Lampbrush chromosome are a special form of chromosome found in the growing oocytes (immature eggs) of most animals, except mammals. They were first described by Walther Flemming and Ruckert in 1882. Lampbrush chromosomes of tailed and tailless amphibians, birds and insects are described best of all. Chromosomes transform into the lampbrush form during the diplotene stage of meiotic prophase I due to an active transcription of many genes. They are highly extended meiotic half-bivalents, each consisting of 2 sister chromatids. Lampbrush chromosomes are clearly visible even in the light microscope, where they are seen to be organized into a series of chromomeres with large chromatin loops extended laterally. Continuous RNA transcription is required to maintain typical chromomere-loop structure of lampbrush chromosomes.

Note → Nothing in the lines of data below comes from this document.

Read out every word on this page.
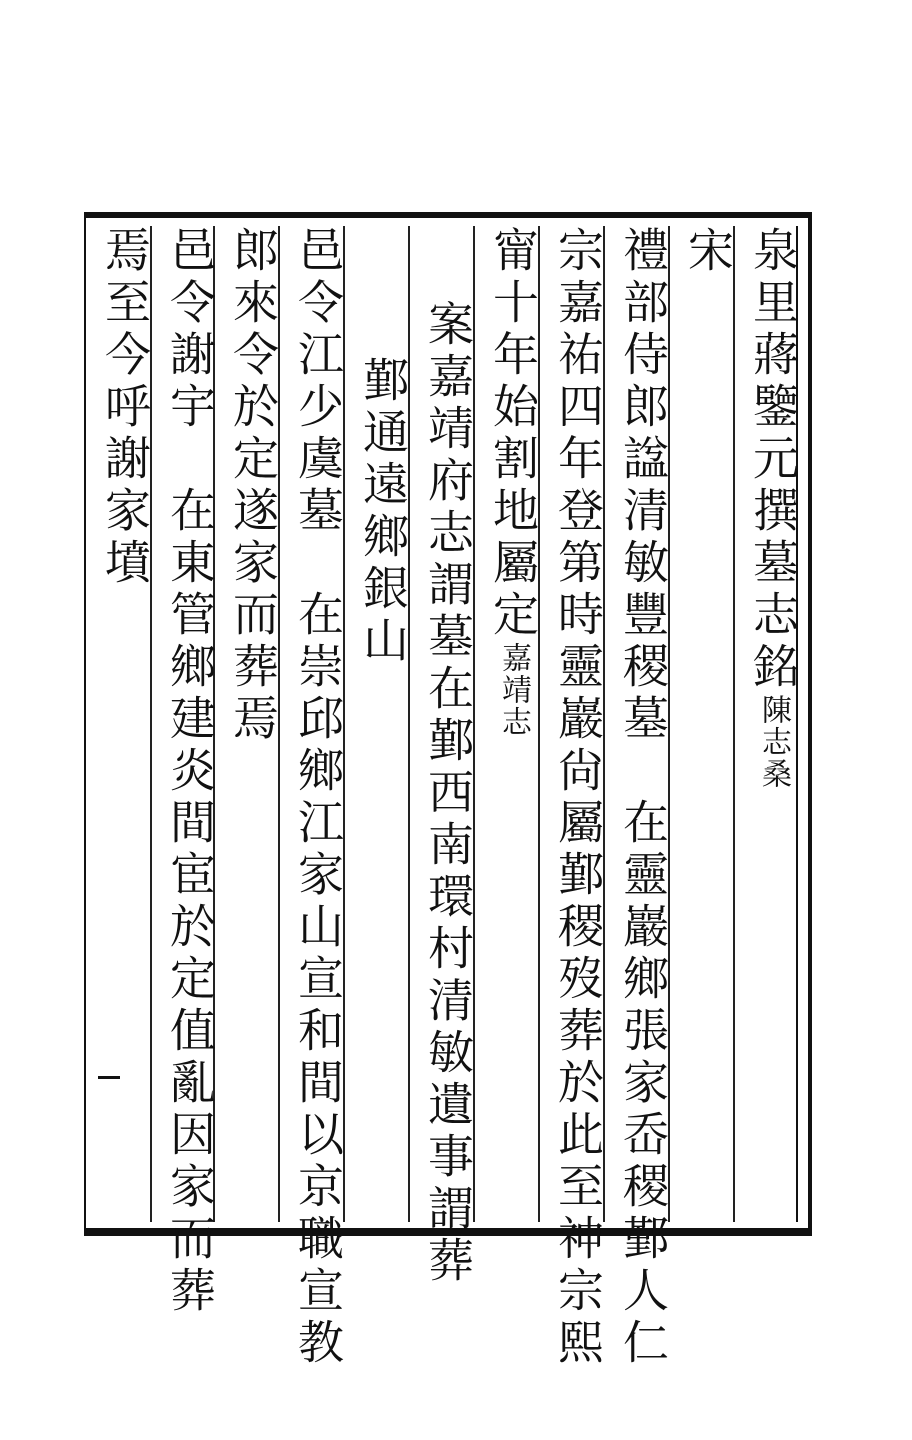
泉里蔣鑒元撰墓志銘陳志桑
宋
禮部侍郎諡清敏豐稷墓　在靈巖鄉張家岙稷鄞人仁
宗嘉祐四年登第時靈巖尙屬鄞稷歿葬於此至神宗熙
甯十年始割地屬定嘉靖志
案嘉靖府志謂墓在鄞西南環村清敏遺事謂葬
鄞通遠鄉銀山
邑令江少虞墓　在崇邱鄉江家山宣和間以京職宣教
郎來令於定遂家而葬焉
邑令謝宇　在東管鄉建炎間宦於定值亂因家而葬
焉至今呼謝家墳
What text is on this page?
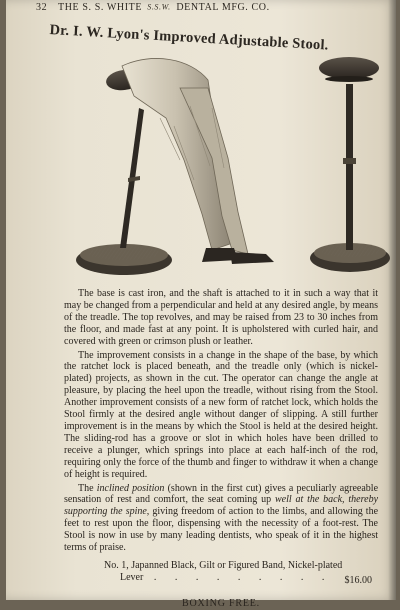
32 THE S. S. WHITE S.S.W. DENTAL MFG. CO.
Dr. I. W. Lyon's Improved Adjustable Stool.

The base is cast iron, and the shaft is attached to it in such a way that it may be changed from a perpendicular and held at any desired angle, by means of the treadle. The top revolves, and may be raised from 23 to 30 inches from the floor, and made fast at any point. It is upholstered with curled hair, and covered with green or crimson plush or leather.

The improvement consists in a change in the shape of the base, by which the ratchet lock is placed beneath, and the treadle only (which is nickel-plated) projects, as shown in the cut. The operator can change the angle at pleasure, by placing the heel upon the treadle, without rising from the Stool. Another improvement consists of a new form of ratchet lock, which holds the Stool firmly at the desired angle without danger of slipping. A still further improvement is in the means by which the Stool is held at the desired height. The sliding-rod has a groove or slot in which holes have been drilled to receive a plunger, which springs into place at each half-inch of the rod, requiring only the force of the thumb and finger to withdraw it when a change of height is required.

The inclined position (shown in the first cut) gives a peculiarly agreeable sensation of rest and comfort, the seat coming up well at the back, thereby supporting the spine, giving freedom of action to the limbs, and allowing the feet to rest upon the floor, dispensing with the necessity of a foot-rest. The Stool is now in use by many leading dentists, who speak of it in the highest terms of praise.

No. 1, Japanned Black, Gilt or Figured Band, Nickel-plated
Lever . . . . . . . . .	$16.00
BOXING FREE.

Inhibition of transcription leads to retraction of lateral loops into chromomeres and chromosome condensation.

Lampbrush chromosomes produce a large number of mRNAs and non-coding RNAs, which are synthesized on the lateral loops. These transcripts are used during oogenesis and at the early stages of embryogenesis. Each lateral loop contains one or several transcription units with polarized RNP-matrix coating the DNA axis of the loop. 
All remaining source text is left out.